Vale a pena revisitar o tema das gralhas, lapsos e erros crónicos do jornal Público, que afectam a sua imagem junto dos leitores.
Não fora o mau serviço prestado aos leitores, o provedor só teria a agradecer ao responsável pelo fecho da edição de segunda-feira (24 de Março). É que a manchete desse dia, «Fisco multa noivos que não derem informações sobre casamanto», acentuava tudo o que aqui se dissera na véspera sobre gralhas, lapsos e erros crónicos do jornal («O Diabo está nos detalhes»). Houve pelo menos um leitor, Francisco Crispim, que no próprio dia não deixou passar o assunto: «Depois da crónica de ontem do provedor, nada melhor do que a manchete da edição impressa de hoje. Se dúvidas restassem quanto ao "manto" (este sim...) de descuido e deixa-andar que cobre neste momento o "Público", elas dissiparam-se completamente. Ora, isto está a minar, de forma talvez irremediável, a credibilidade do jornal.»
Porque entretanto ocorreram casos idênticos ao longo da semana, o provedor julga ser de interesse para o “Público”e os seus leitores insistir no tema.
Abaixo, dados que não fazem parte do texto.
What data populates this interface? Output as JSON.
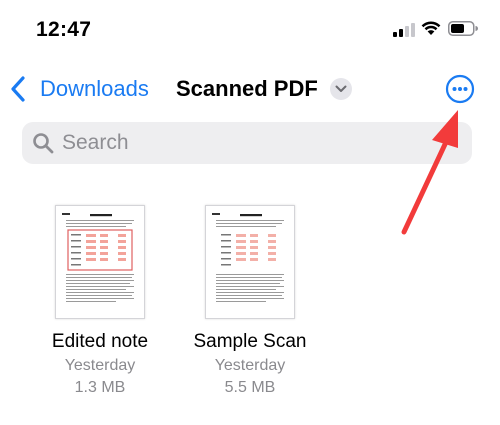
{
  "status_bar": {
    "time": "12:47"
  },
  "nav": {
    "back_label": "Downloads",
    "title": "Scanned PDF",
    "accent": "#1A7BF2"
  },
  "search": {
    "placeholder": "Search"
  },
  "files": [
    {
      "name": "Edited note",
      "date": "Yesterday",
      "size": "1.3 MB",
      "highlighted": true
    },
    {
      "name": "Sample Scan",
      "date": "Yesterday",
      "size": "5.5 MB",
      "highlighted": false
    }
  ],
  "annotation": {
    "arrow_color": "#F23B3B"
  }
}
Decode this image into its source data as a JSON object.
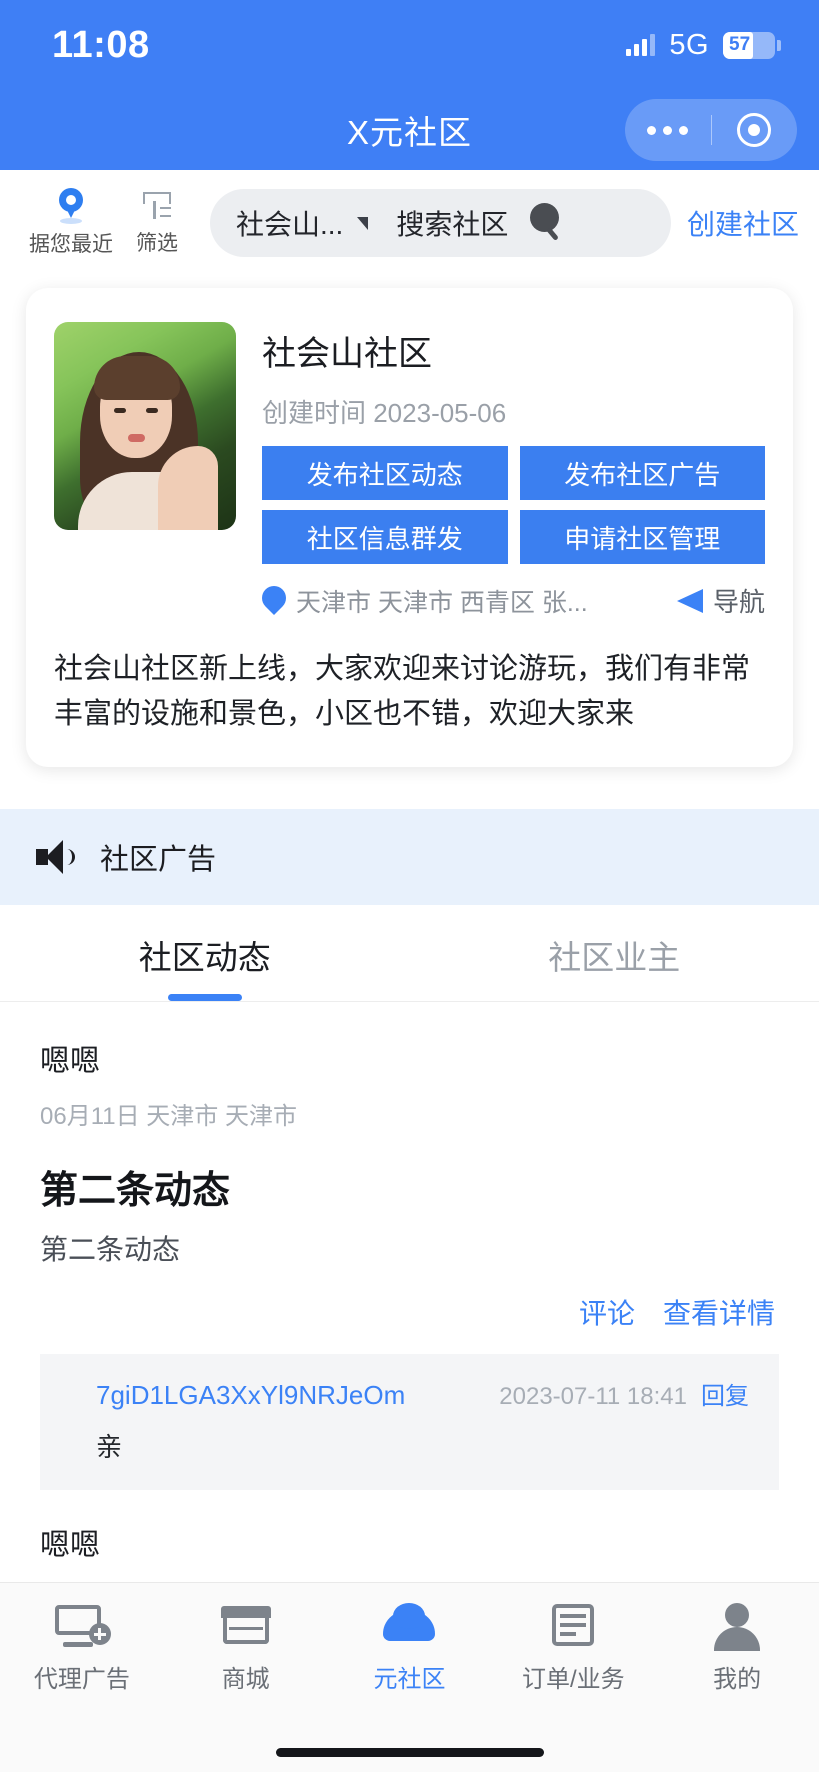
{
  "status_bar": {
    "time": "11:08",
    "network": "5G",
    "battery_level": "57"
  },
  "nav": {
    "title": "X元社区"
  },
  "search_row": {
    "nearby_label": "据您最近",
    "filter_label": "筛选",
    "selected_community": "社会山...",
    "search_placeholder": "搜索社区",
    "create_label": "创建社区"
  },
  "community_card": {
    "name": "社会山社区",
    "created_label": "创建时间 2023-05-06",
    "buttons": [
      "发布社区动态",
      "发布社区广告",
      "社区信息群发",
      "申请社区管理"
    ],
    "address": "天津市 天津市 西青区 张...",
    "navigate_label": "导航",
    "description": "社会山社区新上线，大家欢迎来讨论游玩，我们有非常丰富的设施和景色，小区也不错，欢迎大家来"
  },
  "ad_bar": {
    "label": "社区广告"
  },
  "tabs": [
    {
      "label": "社区动态",
      "active": true
    },
    {
      "label": "社区业主",
      "active": false
    }
  ],
  "feed": {
    "posts": [
      {
        "author": "嗯嗯",
        "meta": "06月11日 天津市 天津市",
        "title": "第二条动态",
        "body": "第二条动态",
        "actions": {
          "comment": "评论",
          "detail": "查看详情"
        },
        "comment": {
          "user": "7giD1LGA3XxYl9NRJeOm",
          "time": "2023-07-11 18:41",
          "reply_label": "回复",
          "text": "亲"
        }
      },
      {
        "author": "嗯嗯"
      }
    ]
  },
  "tabbar": [
    {
      "label": "代理广告",
      "active": false
    },
    {
      "label": "商城",
      "active": false
    },
    {
      "label": "元社区",
      "active": true
    },
    {
      "label": "订单/业务",
      "active": false
    },
    {
      "label": "我的",
      "active": false
    }
  ],
  "colors": {
    "primary": "#3f7ff5",
    "button_blue": "#3b7ff0",
    "link_blue": "#3b82f6",
    "ad_bg": "#e8f1fc"
  }
}
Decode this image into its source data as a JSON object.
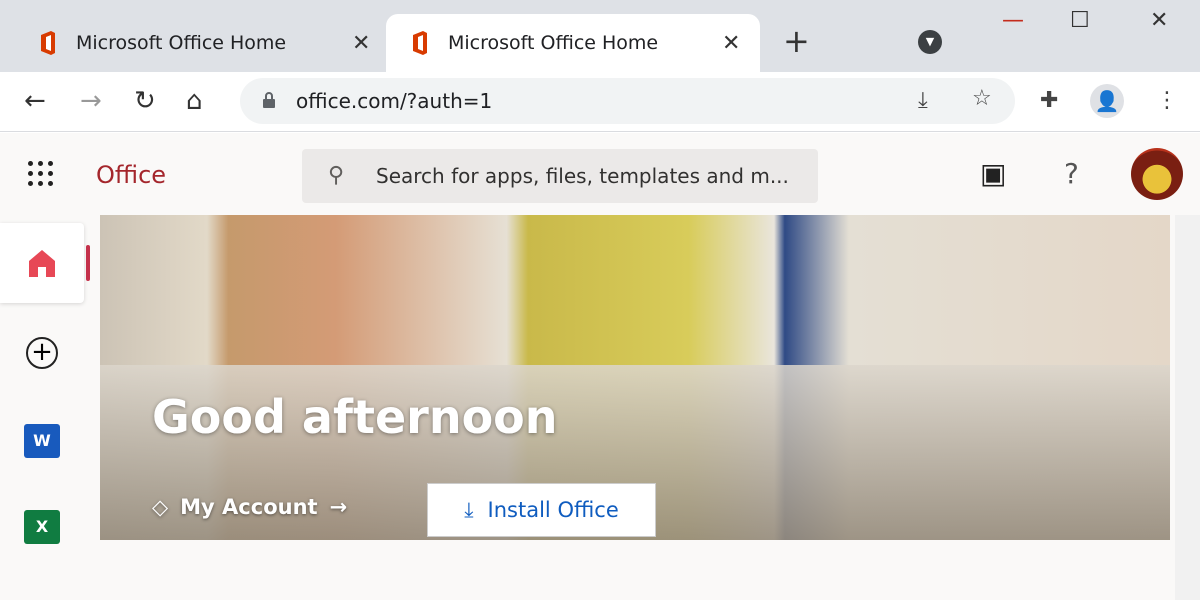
{
  "browser": {
    "tabs": [
      {
        "title": "Microsoft Office Home",
        "active": false
      },
      {
        "title": "Microsoft Office Home",
        "active": true
      }
    ],
    "url": "office.com/?auth=1"
  },
  "office": {
    "brand": "Office",
    "search_placeholder": "Search for apps, files, templates and m...",
    "help": "?",
    "greeting": "Good afternoon",
    "my_account": "My Account",
    "install_office": "Install Office",
    "accent": "#a4262c",
    "link_color": "#0f5cbf"
  }
}
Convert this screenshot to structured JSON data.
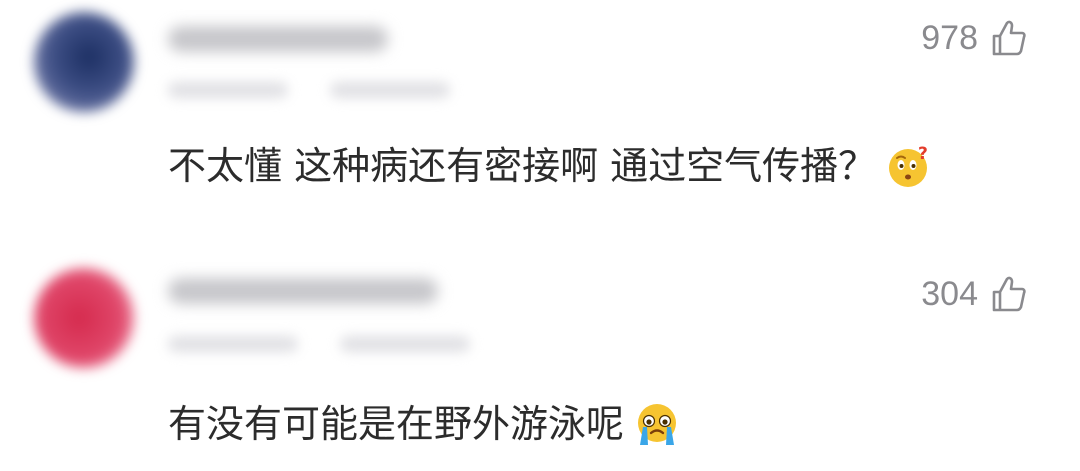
{
  "comments": [
    {
      "likes": "978",
      "text": "不太懂 这种病还有密接啊 通过空气传播？",
      "emoji": "thinking-question-face-icon"
    },
    {
      "likes": "304",
      "text": "有没有可能是在野外游泳呢",
      "emoji": "crying-face-icon"
    }
  ],
  "colors": {
    "text": "#2c2c2c",
    "meta": "#8a8a8e",
    "emoji_face": "#f6c431"
  }
}
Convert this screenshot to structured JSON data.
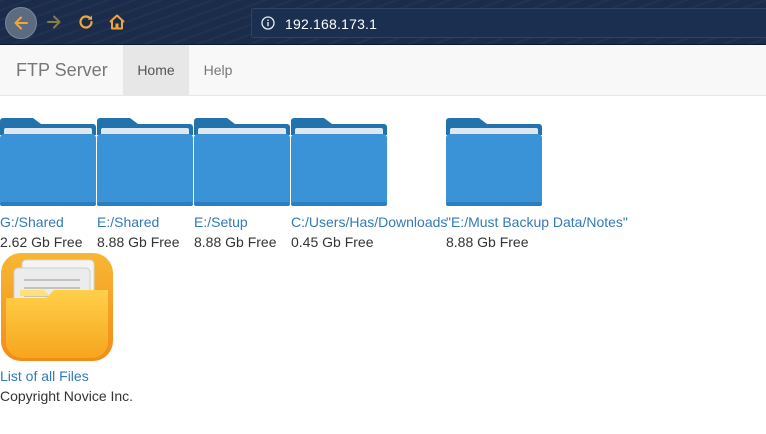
{
  "browser": {
    "url": "192.168.173.1",
    "icons": [
      "back-arrow-icon",
      "forward-arrow-icon",
      "reload-icon",
      "home-icon",
      "info-icon"
    ],
    "colors": {
      "toolbar": "#1a2c4a",
      "home_icon": "#f0a63a",
      "reload_icon": "#f0a63a"
    }
  },
  "navbar": {
    "brand": "FTP Server",
    "items": [
      {
        "label": "Home",
        "active": true
      },
      {
        "label": "Help",
        "active": false
      }
    ]
  },
  "drives": [
    {
      "path": "G:/Shared",
      "free": "2.62 Gb Free"
    },
    {
      "path": "E:/Shared",
      "free": "8.88 Gb Free"
    },
    {
      "path": "E:/Setup",
      "free": "8.88 Gb Free"
    },
    {
      "path": "C:/Users/Has/Downloads",
      "free": "0.45 Gb Free"
    },
    {
      "path": "\"E:/Must Backup Data/Notes\"",
      "free": "8.88 Gb Free"
    }
  ],
  "all_files": {
    "label": "List of all Files",
    "icon": "file-folder-icon"
  },
  "footer": {
    "copyright": "Copyright Novice Inc."
  },
  "colors": {
    "link": "#337ab7",
    "folder": "#3a93d6",
    "folder_dark": "#2273ad"
  }
}
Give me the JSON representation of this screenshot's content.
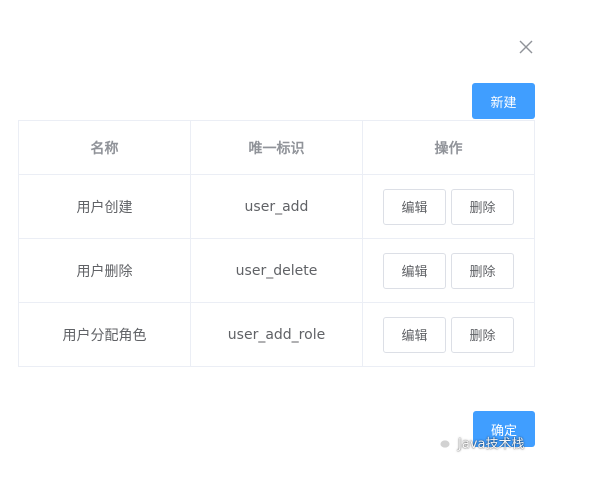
{
  "dialog": {
    "close_icon": "close-icon",
    "new_button_label": "新建",
    "confirm_button_label": "确定"
  },
  "table": {
    "headers": [
      "名称",
      "唯一标识",
      "操作"
    ],
    "rows": [
      {
        "name": "用户创建",
        "identifier": "user_add",
        "edit_label": "编辑",
        "delete_label": "删除"
      },
      {
        "name": "用户删除",
        "identifier": "user_delete",
        "edit_label": "编辑",
        "delete_label": "删除"
      },
      {
        "name": "用户分配角色",
        "identifier": "user_add_role",
        "edit_label": "编辑",
        "delete_label": "删除"
      }
    ]
  },
  "watermark": {
    "icon": "wechat-icon",
    "text": "Java技术栈"
  },
  "colors": {
    "primary": "#409eff",
    "border": "#ebeef5",
    "text": "#606266",
    "header_text": "#909399"
  }
}
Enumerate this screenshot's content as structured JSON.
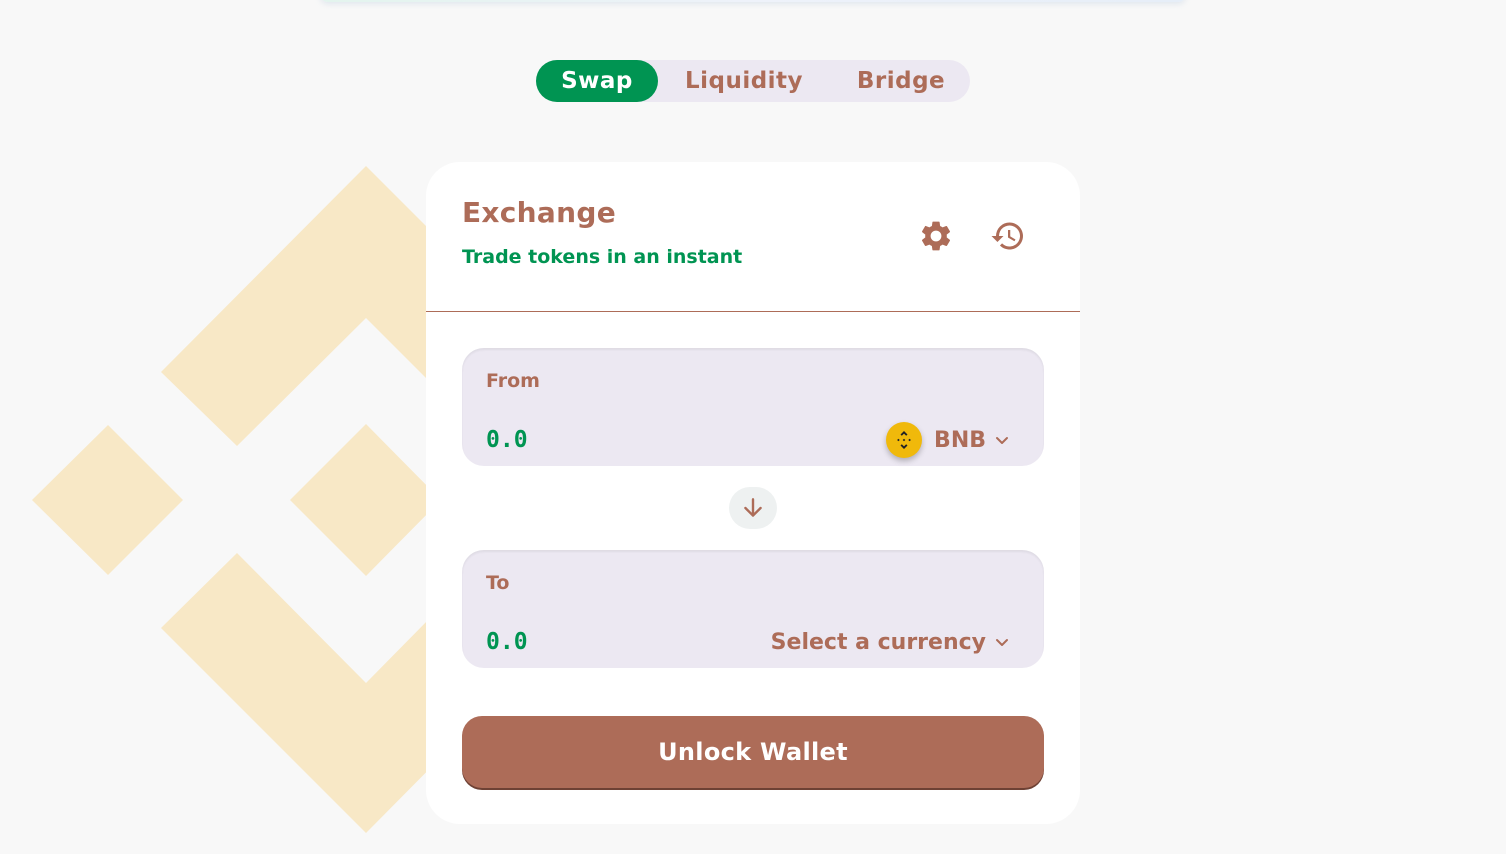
{
  "tabs": [
    {
      "label": "Swap",
      "active": true
    },
    {
      "label": "Liquidity",
      "active": false
    },
    {
      "label": "Bridge",
      "active": false
    }
  ],
  "exchange": {
    "title": "Exchange",
    "subtitle": "Trade tokens in an instant",
    "settings_icon": "gear-icon",
    "history_icon": "history-icon"
  },
  "from": {
    "label": "From",
    "amount_placeholder": "0.0",
    "currency": "BNB",
    "currency_icon": "bnb-coin-icon"
  },
  "to": {
    "label": "To",
    "amount_placeholder": "0.0",
    "currency": "Select a currency"
  },
  "swap_direction_icon": "arrow-down-icon",
  "unlock_button": "Unlock Wallet",
  "colors": {
    "primary_green": "#009452",
    "brown": "#ad6c58",
    "panel_bg": "#ece8f2",
    "logo_bg": "#f8e8c6",
    "bnb_yellow": "#f0b90b"
  }
}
Exemplo: um dos alertas lançados dizia respeito à constante falta de concordância verbal em frases contendo como sujeito o pronome relativo que (como em, correctamente, «Era este Catual um dos que estavam corruptos pela Maumetana gente», de Os Lusíadas). Pois na edição de sexta-feira lá vinha na pág. 7 do P2, na entrada ao obituário de Richard Widmark (o que implica responsabilidade pelo menos ao nível de editor): «Foi um dos mais significativos actores do pós-guerra americano. Um dos que melhor encarnou a ambiguidade do anti-herói».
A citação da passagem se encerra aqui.